I thought this would be a straightforward post when I first decided to feature this name, but as I did more research, the name started to provide some interesting and complicated layers.
The name’s recent use is most likely in reference to the Lakota-Dakota-Sioux Native American word meaning, “friend.” It is sometimes transliterated as Kota.
It is also the name of a tree that grows in Asia, also known as the Ehretia acuminata it is commonly referred to as Koda in Australia, though I couldn’t find the etymology in this case.
Other links include:
- It is a common Japanese surname (again, I couldn’t find its etymology)
- It is the name of a minority language spoken in India and Bangladesh.
The name came into widespread use for boys after it was used on a character in the 2003 animated film, Brother Bear.
It gets complicated when I dug through the historical records. The earliest records I could find for Koda were to two females who were born in the 18th-century in the United States. I am not certain if in this case, the name was used in reference to its indigenous source. It definitely became more common in the 1800s, and it was far more common on females than for males. Some of these bearers were born in Yugoslavia and Poland. Being Polish myself, I have never heard of this name, so perhaps it is a mistranslation for some other name, but I do not know for what. I am rather familiar with Serbo-Croatian names as well and I cannot think of what its source could be. It does appear on males in 19th-century records, but there are far less of them, and many of them are German immigrants (perhaps related to Konrad). In any case, the majority of the records are of white American females.

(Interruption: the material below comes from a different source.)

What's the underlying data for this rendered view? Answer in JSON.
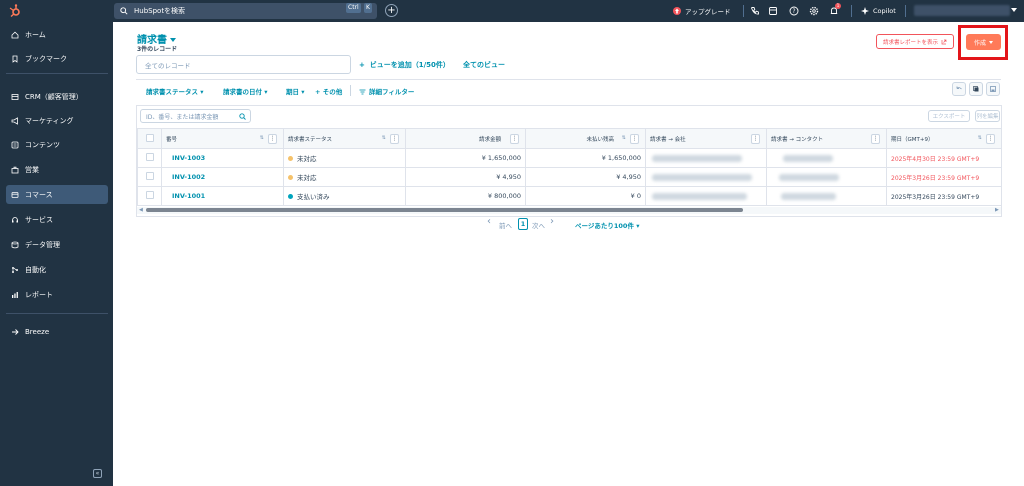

These days, the name seems to have become mostly a male name, which goes to show that sometimes, names that started off as female can also be stolen by the boys; as some namenerds have lamented about for years when it comes to trendy male-turned-female names such as Ashley, Avery and Sydney.
The name first appeared in the U.S. Top 1000 Male Names in 2004, coming in as the 935th most popular male name. It fell off the charts and reappeared in 2016, ranking in at 927.